Maybe it was the audience, which was mostly senior citizens bused in from a nearby retirement home (and my future wife, who was so nervous hyperventilating during my episode, she almost vomited into her purse). Old people, I discovered, loved Alex Trebek, and he loved them back: During commercial breaks, he answered their questions and turned on the charm. In other circumstances, I might have been fascinated too, but I was having a tough day. The secret of Jeopardy! was that on most days, all three contestants were smart, so who won came down to hand-eye coordination: If you could get into Alex’s rhythm and be the first one on the buzzer the microsecond he finished reading the question, you would win the game.
That wasn’t me — I got smoked by a shaggy paralegal named Gregg. I did have a few moments of glory, including nailing a daily double about reggae artist Burning Spear. (And if you’re curious, the “King of the Franks” in 799 was Charlemagne, not Oscar Mayer.) I came in second place. At the end of the show, Alex made chitchat with us while the credits rolled. His chosen topic of conversation was the Lakers.
My prize package was a trip to France and a watch — not as good as a large check, but better than the Turtle Wax.

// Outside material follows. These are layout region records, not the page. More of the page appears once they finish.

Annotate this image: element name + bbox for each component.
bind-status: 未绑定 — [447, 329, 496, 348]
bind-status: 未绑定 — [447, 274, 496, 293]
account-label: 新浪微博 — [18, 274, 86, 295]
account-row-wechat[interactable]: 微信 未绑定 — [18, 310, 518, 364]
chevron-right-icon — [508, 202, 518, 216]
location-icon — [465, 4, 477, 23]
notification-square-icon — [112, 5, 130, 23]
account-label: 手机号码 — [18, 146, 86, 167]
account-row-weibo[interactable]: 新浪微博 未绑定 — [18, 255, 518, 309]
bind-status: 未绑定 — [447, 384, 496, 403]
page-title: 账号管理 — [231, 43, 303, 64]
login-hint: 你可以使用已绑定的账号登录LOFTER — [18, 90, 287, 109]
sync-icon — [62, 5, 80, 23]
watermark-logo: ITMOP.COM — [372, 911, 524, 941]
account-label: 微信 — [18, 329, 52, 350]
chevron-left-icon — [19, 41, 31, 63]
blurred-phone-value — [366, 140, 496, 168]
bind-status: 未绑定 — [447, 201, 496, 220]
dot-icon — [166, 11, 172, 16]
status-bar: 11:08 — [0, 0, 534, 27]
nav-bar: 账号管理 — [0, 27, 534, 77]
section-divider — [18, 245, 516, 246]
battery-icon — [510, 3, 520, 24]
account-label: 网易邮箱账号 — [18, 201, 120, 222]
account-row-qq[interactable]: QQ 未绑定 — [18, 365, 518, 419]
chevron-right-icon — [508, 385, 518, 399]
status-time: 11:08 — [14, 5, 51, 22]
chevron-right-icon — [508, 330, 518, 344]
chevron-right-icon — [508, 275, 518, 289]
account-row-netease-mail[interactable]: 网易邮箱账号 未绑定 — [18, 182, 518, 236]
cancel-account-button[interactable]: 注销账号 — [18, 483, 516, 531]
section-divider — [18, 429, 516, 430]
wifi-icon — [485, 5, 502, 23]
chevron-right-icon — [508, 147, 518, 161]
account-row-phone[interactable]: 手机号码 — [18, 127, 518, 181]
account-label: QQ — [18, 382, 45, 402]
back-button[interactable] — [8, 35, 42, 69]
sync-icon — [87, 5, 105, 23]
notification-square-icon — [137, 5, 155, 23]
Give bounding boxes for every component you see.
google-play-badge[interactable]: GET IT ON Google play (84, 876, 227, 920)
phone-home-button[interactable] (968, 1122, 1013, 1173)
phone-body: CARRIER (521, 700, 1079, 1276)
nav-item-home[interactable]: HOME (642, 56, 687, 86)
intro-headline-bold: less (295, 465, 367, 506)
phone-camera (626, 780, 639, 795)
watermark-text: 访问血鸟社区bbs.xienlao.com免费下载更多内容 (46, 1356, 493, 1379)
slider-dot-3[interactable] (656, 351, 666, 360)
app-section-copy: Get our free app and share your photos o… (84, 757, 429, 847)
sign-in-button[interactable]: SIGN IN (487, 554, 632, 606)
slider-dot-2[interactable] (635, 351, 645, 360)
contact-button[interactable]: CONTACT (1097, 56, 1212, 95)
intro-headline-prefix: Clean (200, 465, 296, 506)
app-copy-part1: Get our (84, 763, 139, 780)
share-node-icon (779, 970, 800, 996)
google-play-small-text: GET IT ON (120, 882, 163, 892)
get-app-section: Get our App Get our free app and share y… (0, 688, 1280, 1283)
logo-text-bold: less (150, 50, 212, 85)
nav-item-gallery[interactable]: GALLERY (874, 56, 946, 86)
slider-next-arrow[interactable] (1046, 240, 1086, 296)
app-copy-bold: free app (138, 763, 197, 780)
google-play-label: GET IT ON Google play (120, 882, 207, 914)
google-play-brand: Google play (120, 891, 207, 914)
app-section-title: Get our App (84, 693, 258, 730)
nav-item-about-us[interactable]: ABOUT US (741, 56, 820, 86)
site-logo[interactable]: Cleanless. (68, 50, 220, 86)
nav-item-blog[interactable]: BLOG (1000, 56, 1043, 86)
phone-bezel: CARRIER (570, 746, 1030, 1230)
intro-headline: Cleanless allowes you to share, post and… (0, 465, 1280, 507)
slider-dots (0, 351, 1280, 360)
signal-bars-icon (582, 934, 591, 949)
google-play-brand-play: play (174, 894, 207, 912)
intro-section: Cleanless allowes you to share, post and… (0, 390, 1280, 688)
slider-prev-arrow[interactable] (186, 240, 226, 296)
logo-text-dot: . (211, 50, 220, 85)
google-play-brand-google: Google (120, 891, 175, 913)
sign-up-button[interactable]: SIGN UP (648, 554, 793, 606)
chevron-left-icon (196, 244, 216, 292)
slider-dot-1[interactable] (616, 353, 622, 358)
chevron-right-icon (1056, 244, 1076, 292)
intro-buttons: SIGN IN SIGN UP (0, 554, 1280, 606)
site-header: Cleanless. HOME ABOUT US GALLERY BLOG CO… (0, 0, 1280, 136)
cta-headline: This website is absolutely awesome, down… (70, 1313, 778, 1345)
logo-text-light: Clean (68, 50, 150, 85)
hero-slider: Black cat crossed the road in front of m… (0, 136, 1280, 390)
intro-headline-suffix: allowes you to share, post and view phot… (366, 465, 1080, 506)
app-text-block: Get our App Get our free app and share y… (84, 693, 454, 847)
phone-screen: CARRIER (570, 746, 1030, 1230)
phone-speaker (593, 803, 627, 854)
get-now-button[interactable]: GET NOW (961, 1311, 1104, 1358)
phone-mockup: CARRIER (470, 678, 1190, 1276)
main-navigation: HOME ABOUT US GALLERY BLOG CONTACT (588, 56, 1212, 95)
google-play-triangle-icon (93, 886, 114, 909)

I went home happy. I had a brain overflowing with facts, many of which I would discard in coming years as the pertinent brain cells died or moved on to other preoccupations, but a few of which would lead me into a deeper understanding of the world. I had climbed the mountain and met Alex Trebek on top of it, a man who believed in the truth and shared as much of it as he could with the world, one fact at a time.